1 can chickpeas, drained
1 jar, marinated artichoke hearts
1 jar, hearts of palm
1/2 cup jicama, finely diced
1/2 cup celery, finely diced
1/2 yellow onion, finely diced
2 Tbsp dijon mustard
5 garlic cloves, minced
2 Tbsp lemon juice
1 tsp smoked paprika
1 tsp celery seed
1/2 tsp sea salt
1/4 tsp white pepper
2 tbsp chopped parsley
1 flax "egg"
1 cup whole wheat panko
1/2 cup vegan parmesan
Trader Joe's 21 Seasoning Salute (to taste)
1 tbsp Sambal Oelek (or sriracha)
1 tbsp prepared horseradish
There are many versions of preparing crab cakes. My particular preference is a chunky, light cake, where you can really see, feel and taste all of the ingredients individually in one bite; in other words, not blended or fried to unrecognizable results. These cakes are baked, which is a welcome invitation to indulge in several in one sitting.
The binder will consist of two ingredients: pureed chickpeas and a flax egg. A flax egg is nothing more than a 3:1 ratio of water to flax seed. I toss this mixture in the ninja for a few seconds to break apart the seeds a bit and then just let it sit in a mason jar while I'm preparing the crab cakes. In about 30 minutes, this will turn into a thick and gelatinous paste, which works wonders as an egg replacement. Chia seeds do the trick just as well, but for this dish, I thought the flax seed would pair better with the other flavors. The drained chickpeas can also take a whirl around the Ninja or food processor for a few seconds until fully blended (a few chunks are totally fine, even preferred). Set both of your binders aside while you prepare the rest.

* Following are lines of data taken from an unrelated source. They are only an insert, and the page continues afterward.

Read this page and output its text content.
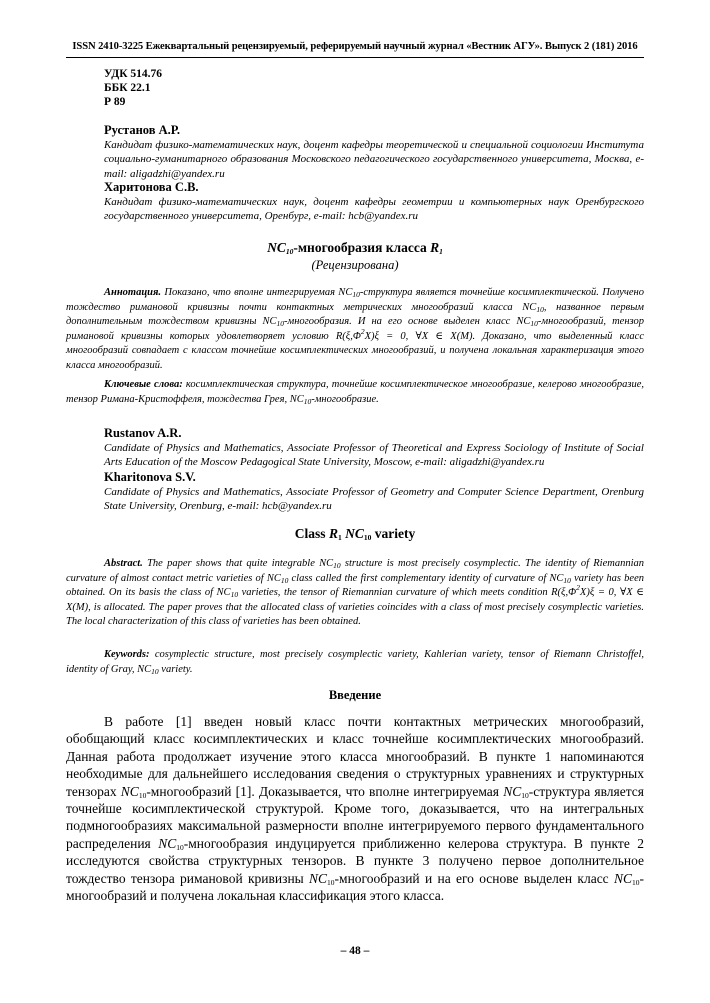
ISSN 2410-3225 Ежеквартальный рецензируемый, реферируемый научный журнал «Вестник АГУ». Выпуск 2 (181) 2016
УДК 514.76
ББК 22.1
Р 89
Рустанов А.Р.
Кандидат физико-математических наук, доцент кафедры теоретической и специальной социологии Института социально-гуманитарного образования Московского педагогического государственного университета, Москва, e-mail: aligadzhi@yandex.ru
Харитонова С.В.
Кандидат физико-математических наук, доцент кафедры геометрии и компьютерных наук Оренбургского государственного университета, Оренбург, e-mail: hcb@yandex.ru
$NC_{10}$-многообразия класса $R_1$
(Рецензирована)
Аннотация. Показано, что вполне интегрируемая $NC_{10}$-структура является точнейше косимплектической. Получено тождество римановой кривизны почти контактных метрических многообразий класса $NC_{10}$, названное первым дополнительным тождеством кривизны $NC_{10}$-многообразия. И на его основе выделен класс $NC_{10}$-многообразий, тензор римановой кривизны которых удовлетворяет условию $R(\xi,\Phi^2X)\xi = 0$, ∀X ∈ X(M). Доказано, что выделенный класс многообразий совпадает с классом точнейше косимплектических многообразий, и получена локальная характеризация этого класса многообразий.
Ключевые слова: косимплектическая структура, точнейше косимплектическое многообразие, келерово многообразие, тензор Римана-Кристоффеля, тождества Грея, $NC_{10}$-многообразие.
Rustanov A.R.
Candidate of Physics and Mathematics, Associate Professor of Theoretical and Express Sociology of Institute of Social Arts Education of the Moscow Pedagogical State University, Moscow, e-mail: aligadzhi@yandex.ru
Kharitonova S.V.
Candidate of Physics and Mathematics, Associate Professor of Geometry and Computer Science Department, Orenburg State University, Orenburg, e-mail: hcb@yandex.ru
Class $R_1$ $NC_{10}$ variety
Abstract. The paper shows that quite integrable $NC_{10}$ structure is most precisely cosymplectic. The identity of Riemannian curvature of almost contact metric varieties of $NC_{10}$ class called the first complementary identity of curvature of $NC_{10}$ variety has been obtained. On its basis the class of $NC_{10}$ varieties, the tensor of Riemannian curvature of which meets condition $R(\xi,\Phi^2X)\xi = 0$, ∀X ∈ X(M), is allocated. The paper proves that the allocated class of varieties coincides with a class of most precisely cosymplectic varieties. The local characterization of this class of varieties has been obtained.
Keywords: cosymplectic structure, most precisely cosymplectic variety, Kahlerian variety, tensor of Riemann Christoffel, identity of Gray, $NC_{10}$ variety.
Введение
В работе [1] введен новый класс почти контактных метрических многообразий, обобщающий класс косимплектических и класс точнейше косимплектических многообразий. Данная работа продолжает изучение этого класса многообразий. В пункте 1 напоминаются необходимые для дальнейшего исследования сведения о структурных уравнениях и структурных тензорах $NC_{10}$-многообразий [1]. Доказывается, что вполне интегрируемая $NC_{10}$-структура является точнейше косимплектической структурой. Кроме того, доказывается, что на интегральных подмногообразиях максимальной размерности вполне интегрируемого первого фундаментального распределения $NC_{10}$-многообразия индуцируется приближенно келерова структура. В пункте 2 исследуются свойства структурных тензоров. В пункте 3 получено первое дополнительное тождество тензора римановой кривизны $NC_{10}$-многообразий и на его основе выделен класс $NC_{10}$-многообразий и получена локальная классификация этого класса.
– 48 –
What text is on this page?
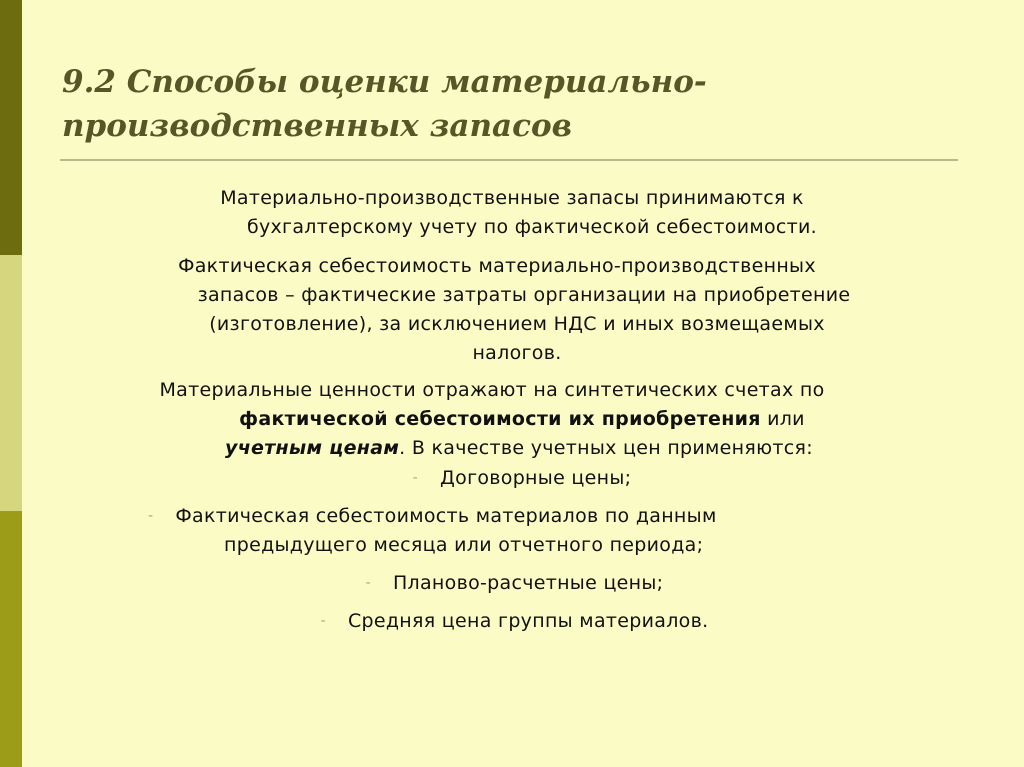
9.2 Способы оценки материально-
производственных запасов

Материально-производственные запасы принимаются к
бухгалтерскому учету по фактической себестоимости.

Фактическая себестоимость материально-производственных
запасов – фактические затраты организации на приобретение
(изготовление), за исключением НДС и иных возмещаемых
налогов.

Материальные ценности отражают на синтетических счетах по
фактической себестоимости их приобретения или
учетным ценам. В качестве учетных цен применяются:

- Договорные цены;

- Фактическая себестоимость материалов по данным
предыдущего месяца или отчетного периода;

- Планово-расчетные цены;

- Средняя цена группы материалов.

The artichoke hearts and hearts of palm will be drained from their jar brine and loosely chopped (to resemble crab meat). This will yield 2 cups total. Dice the celery, onion and jicama to fine and equal proportions. They are a supporting cast, so we don't want the dice to be too big and have them compete with the stars of the show. The entire cast will be tossed in a medium sized bowl and introduced to the chickpea puree. Once incorporated, I add in the spices: mustard, garlic, paprika, celery seed, parsley, lemon, salt, pepper. I also take a tablespoon or two of my flax egg and incorporate as well, being mindful not to make the mixture too loose. Time to taste. At this point, you can play around with the seasonings as you wish, adding a little more of this and that here or there, but overall the mixture will look like this:
Mix the panko, parmesan and seasoning in a flat dish for dredging. The mixture is wet enough to gladly welcome this coating on its own. The cakes are formed in "slightly larger than" golf ball sized spheres with your impeccably clean hands, dredged in the breadcrumb mixture, and placed on a Silpat, slightly flattening the balls with your hands. This batch will yield about 12-15 crab cakes. Small, but mighty:
In a 400 hundred degree oven, the crab cakes brown up beautifully in about 35-40 minutes, depending on your preferred shade of doneness and calibration of your oven. You are free to flip them over and bake each side evenly, but I didn't need to with the Silpat. It did it for me. After about 20 minutes, I check to see how everyone is doing, twist them a bit to make sure they're not sticking to the mat and leave them alone to bake for another 15 minutes. You will find that they bind very well and do not fall apart. Repeat the examination at the 35 minute mark and finish the job for another 5 minutes or so, or 40 minutes total.
The cakes are formed in small discs, so that they may serve as a main dish or as an appetizer. Here, I've placed them on a bed of lightly sauteed swiss chard from the garden, but they also look amazing displayed on a thin slice of lemon as an appetizer. In case you were wondering, my "Final Flourish" is intentionally fiery hot and spicy. I am absolutely crazy about that itsy-bitsy dollop of heat with the crab cake and the lemon, that just makes all of the flavors dance. If that's not your thing, you can absolutely cut the heat with vegenaise, dijon, or just go with a simple cocktail sauce for that added pop of flavor and color.